Este contrato produz efeitos de 1 de setembro de 2015 a 31 de agosto de 2018.»

Temos, pois, que do contrato não resulta um número fixo de turmas a financiar, já que apenas se estabelece um teto (cfr. n.º 1 da Cláusula 1.ª), e isto, porventura, porque, de acordo com o n.º 2 da cláusula 1.ª, «[o] apoio a conceder durante a execução do contrato é atribuído ao número de turmas que efetivamente venham a ser constituídas e validadas, em cada ano letivo».

Mas já quanto à duração dos contratos resulta claramente que o apoio financeiro visa os anos letivos de 2015/2016, 2016/2017 e 2017/2018, produzindo os contratos efeitos desde 1 de setembro de 2015 a 31 de agosto de 2018.

Destarte, entendemos que a vigência para além daquele período temporal está vedada nos contratos celebrados[42].

Aliás, relativamente à hipótese considerada na 6.ª conclusão do parecer – turmas de início do 2.º ciclo do ensino básico no ano letivo de 2017/2018 –, é matéria que só pode ser devidamente apreciada em 2017[43].

E frisa-se, de novo, a duração dos contratos permitirá a conclusão dos ciclos de ensino iniciados.


2. No que concerne à questão da celebração dos contratos de associação estar dependente da “verificação de carência de rede pública escolar”, não nos merece também concordância a interpretação que resultará do parecer no sentido de que podem ser celebrados contratos de associação em áreas carenciadas de rede pública escolar e bem assim em áreas suficientemente equipadas de rede pública escolar, apenas se estabelecendo prioridade quanto à celebração de contratos com estabelecimentos localizados em áreas carenciadas.

Não pode, desde logo, deixar-se de observar que a ser assim, então, o anterior Estatuto do Ensino Particular e Cooperativo (Decreto-Lei n.º 553/80, de 21 de novembro) violava a Lei de Bases do Ensino Particular e Cooperativo (Lei n.º 9/79, de 19 de março), quando estabelecia no n.º 1 do artigo 14.º que «[o]s contratos de associação são celebrados com escolas particulares situadas em zonas carecidas de escolas públicas, […]».

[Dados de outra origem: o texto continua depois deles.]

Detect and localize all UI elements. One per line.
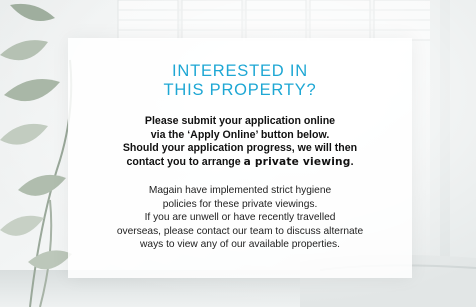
hygiene-line-4: overseas, please contact our team to dis… <box>116 225 364 237</box>
hygiene-line-1: Magain have implemented strict hygiene <box>148 185 332 196</box>
headline-line-1: INTERESTED IN <box>172 62 308 80</box>
hygiene-line-2: policies for these private viewings. <box>162 198 318 210</box>
apply-instructions: Please submit your application online vi… <box>68 115 412 169</box>
headline-line-2: THIS PROPERTY? <box>163 81 317 99</box>
property-enquiry-banner: INTERESTED IN THIS PROPERTY? Please subm… <box>0 0 476 307</box>
hygiene-line-5: ways to view any of our available proper… <box>140 239 340 250</box>
instructions-line-3: Should your application progress, we wil… <box>122 142 358 154</box>
private-viewing-emphasis: a private viewing <box>243 155 351 168</box>
instructions-line-2: via the ‘Apply Online’ button below. <box>150 128 330 141</box>
instructions-line-4-suffix: . <box>350 155 354 168</box>
instructions-line-4-prefix: contact you to arrange <box>126 155 244 168</box>
instructions-line-1: Please submit your application online <box>144 115 336 127</box>
hygiene-notice: Magain have implemented strict hygiene p… <box>68 184 412 252</box>
headline: INTERESTED IN THIS PROPERTY? <box>68 62 412 100</box>
hygiene-line-3: If you are unwell or have recently trave… <box>144 212 336 223</box>
instructions-line-4: contact you to arrange a private viewing… <box>68 156 412 170</box>
enquiry-panel: INTERESTED IN THIS PROPERTY? Please subm… <box>68 38 412 278</box>
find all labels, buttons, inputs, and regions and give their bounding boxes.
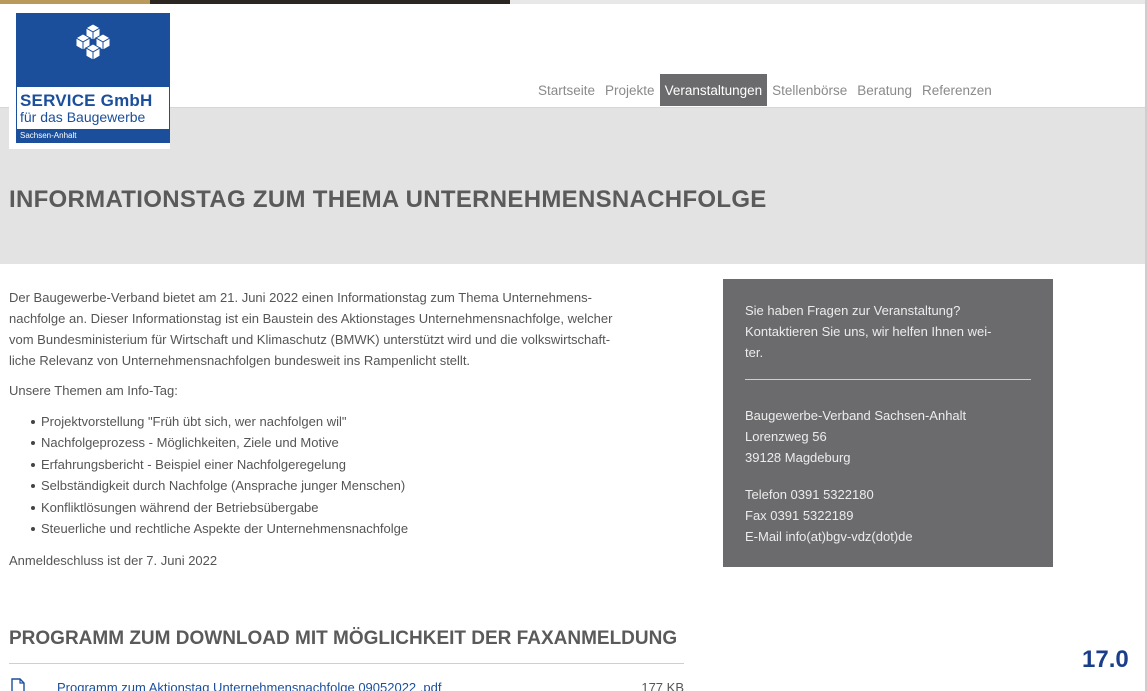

Ora, afigura-se-nos que tal não se verificava e, aliás, nunca tal questão foi colocada, que saibamos, ao Tribunal Constitucional.

Por outro lado, aceitando tratar-se tão-somente de uma questão de prioridade[44] haveria que proceder-se à densificação dessa aceção.

Mas atentemos no atual Estatuto do Ensino Particular e Cooperativo de nível não superior, aprovado pelo Decreto-Lei n.º 152/2013, de 4 de novembro, que à semelhança do que fazia o Decreto-Lei n.º 553/80, invoca no seu preâmbulo o desenvolvimento do disposto no artigo 17.º[45] da Lei de Bases do Ensino Particular e Cooperativo[46].

E, com efeito, no Estatuto do Ensino Particular e Cooperativo de nível não superior, doravante Estatuto, em vigor, não se faz referência à verificação de carência de rede pública.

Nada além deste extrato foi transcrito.